Notre archevêque, Mgr Marcel Gervais, s'exprime sur une variété de questions liées à la foi. Ces textes ont d'abord été publiés dans le Ottawa Citizen («Ask the religion experts» - une question pour les experts religieux). Ils ont été traduits par M.l'abbé Jacques Faucher.



La philosophie occidentale a mis l’accent sur l’autonomie de l’individuelle encourage chacun à penser par soi-même. Qu’est-ce que votre tradition religieuse enseigne touchant la liberté de chaque membre de se dissocier des énoncés de la foi reçue et à propos des conséquences d’une telle décision?

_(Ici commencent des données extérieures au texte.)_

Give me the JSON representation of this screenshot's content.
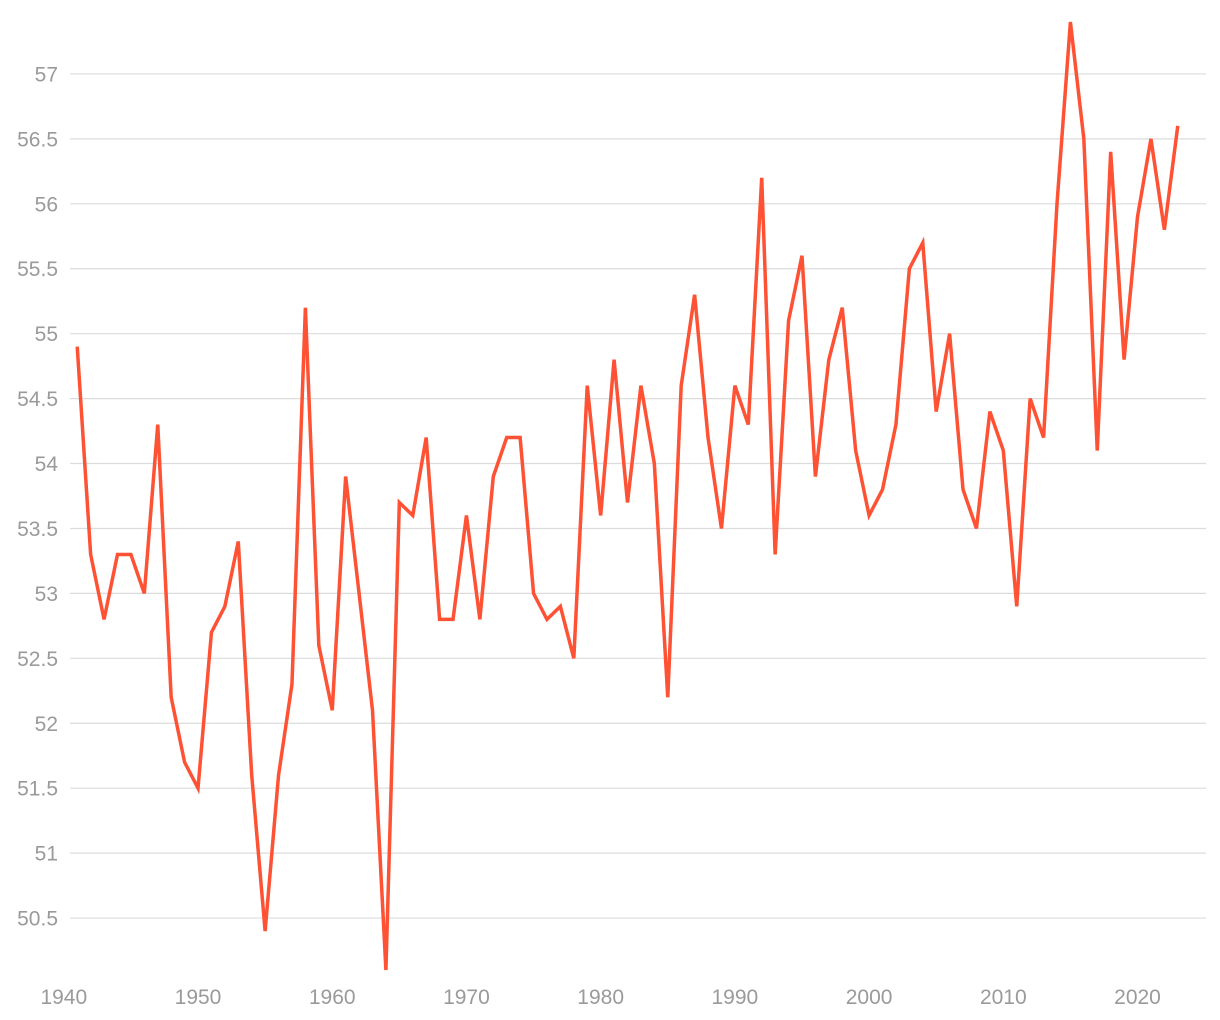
{
  "chart_data": {
    "type": "line",
    "title": "",
    "xlabel": "",
    "ylabel": "",
    "xlim": [
      1940,
      2024
    ],
    "ylim": [
      50.1,
      57.4
    ],
    "grid": true,
    "x_ticks": [
      1940,
      1950,
      1960,
      1970,
      1980,
      1990,
      2000,
      2010,
      2020
    ],
    "y_ticks": [
      50.5,
      51,
      51.5,
      52,
      52.5,
      53,
      53.5,
      54,
      54.5,
      55,
      55.5,
      56,
      56.5,
      57
    ],
    "colors": {
      "series": "#ff5133",
      "grid": "#dcdcdc",
      "tick_text": "#9a9a9a"
    },
    "series": [
      {
        "x": [
          1941,
          1942,
          1943,
          1944,
          1945,
          1946,
          1947,
          1948,
          1949,
          1950,
          1951,
          1952,
          1953,
          1954,
          1955,
          1956,
          1957,
          1958,
          1959,
          1960,
          1961,
          1962,
          1963,
          1964,
          1965,
          1966,
          1967,
          1968,
          1969,
          1970,
          1971,
          1972,
          1973,
          1974,
          1975,
          1976,
          1977,
          1978,
          1979,
          1980,
          1981,
          1982,
          1983,
          1984,
          1985,
          1986,
          1987,
          1988,
          1989,
          1990,
          1991,
          1992,
          1993,
          1994,
          1995,
          1996,
          1997,
          1998,
          1999,
          2000,
          2001,
          2002,
          2003,
          2004,
          2005,
          2006,
          2007,
          2008,
          2009,
          2010,
          2011,
          2012,
          2013,
          2014,
          2015,
          2016,
          2017,
          2018,
          2019,
          2020,
          2021,
          2022,
          2023
        ],
        "values": [
          54.9,
          53.3,
          52.8,
          53.3,
          53.3,
          53.0,
          54.3,
          52.2,
          51.7,
          51.5,
          52.7,
          52.9,
          53.4,
          51.6,
          50.4,
          51.6,
          52.3,
          55.2,
          52.6,
          52.1,
          53.9,
          53.0,
          52.1,
          50.1,
          53.7,
          53.6,
          54.2,
          52.8,
          52.8,
          53.6,
          52.8,
          53.9,
          54.2,
          54.2,
          53.0,
          52.8,
          52.9,
          52.5,
          54.6,
          53.6,
          54.8,
          53.7,
          54.6,
          54.0,
          52.2,
          54.6,
          55.3,
          54.2,
          53.5,
          54.6,
          54.3,
          56.2,
          53.3,
          55.1,
          55.6,
          53.9,
          54.8,
          55.2,
          54.1,
          53.6,
          53.8,
          54.3,
          55.5,
          55.7,
          54.4,
          55.0,
          53.8,
          53.5,
          54.4,
          54.1,
          52.9,
          54.5,
          54.2,
          56.0,
          57.4,
          56.5,
          54.1,
          56.4,
          54.8,
          55.9,
          56.5,
          55.8,
          56.6
        ]
      }
    ]
  }
}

« L’autonomie de l’individu » a ses limites. Laissé à notre initiative personnelle, aucun de nous ne peut se créer, ne peut se donner la vie sans une mère, ne peut se nourrir, ne peut grandir sans relation avec autrui. Tout au long de notre vie, nous devons reconnaître notre dette à l’égard des autres. Que cela nous plaise ou pas, nous sommes par nature des êtres sociaux.

Ceci étant établi, il n’en découle pas que nous devons imiter tous les autres et suivre l’exemple d’autrui à la manière des automates. Évoquons ici les jeunes filles qui se promènent le nombril à l’air suivant la mode de Britney Spear; voici un cas d’obéissance aveugle qui n’est pas à recommander. Suivre l’instinct du troupeau ne constitue pas un modèle à promouvoir, pas plus dans le domaine des idées que dans celui de la mode.

Il existe une expérience partagée nommée en latin « consensus fidelium », c’est à dire l’accord dans la foi partagée par les croyants. Ce consensus vécu par les croyants touche l’ensemble des données de foi qui sont partagées dans la communauté. Permettez-moi de comparer ce consensus à une bonne vieille chaise confortable à laquelle nous sommes attachés. Dans le domaine de la foi, la nouveauté (même parée des meilleures intentions) ne trouve pas facilement preneur. Les idées nouvelles ont besoin de faire leurs preuves, d’étape en étape, au niveau de l’acceptation. Un exemple de ce processus d’évolution nous est offert dans le domaine de l’interprétation de l’Écriture sainte dans l’Église. Ce qu’on avait rejeté en 1898 fut promulgué comme une doctrine authentique au Concile Vatican II en 1965, suite à de longs et sérieux débats.

L’Église reconnaît volontiers la liberté des religions; cette reconnaissance s’étend implicitement à la pensée religieuse. Évoquons un autre exemple : les idées de Teilhard de Chardin ont rencontré à la fois de l’acceptation partielle et un refus partiel durant de longues années. Puis vint une sorte d’expérience d’osmose qui éleva ces orientations de pensée au niveau d’un enseignement acceptable.

Si un croyant rejette de propos délibéré, en pleine connaissance de cause, un article du Credo des apôtres, il se place en dehors de la communion de foi. S’il s’agit d’une contestation touchant des points de moindre importance, on s’expose à des sanctions moindres ou à aucune peine.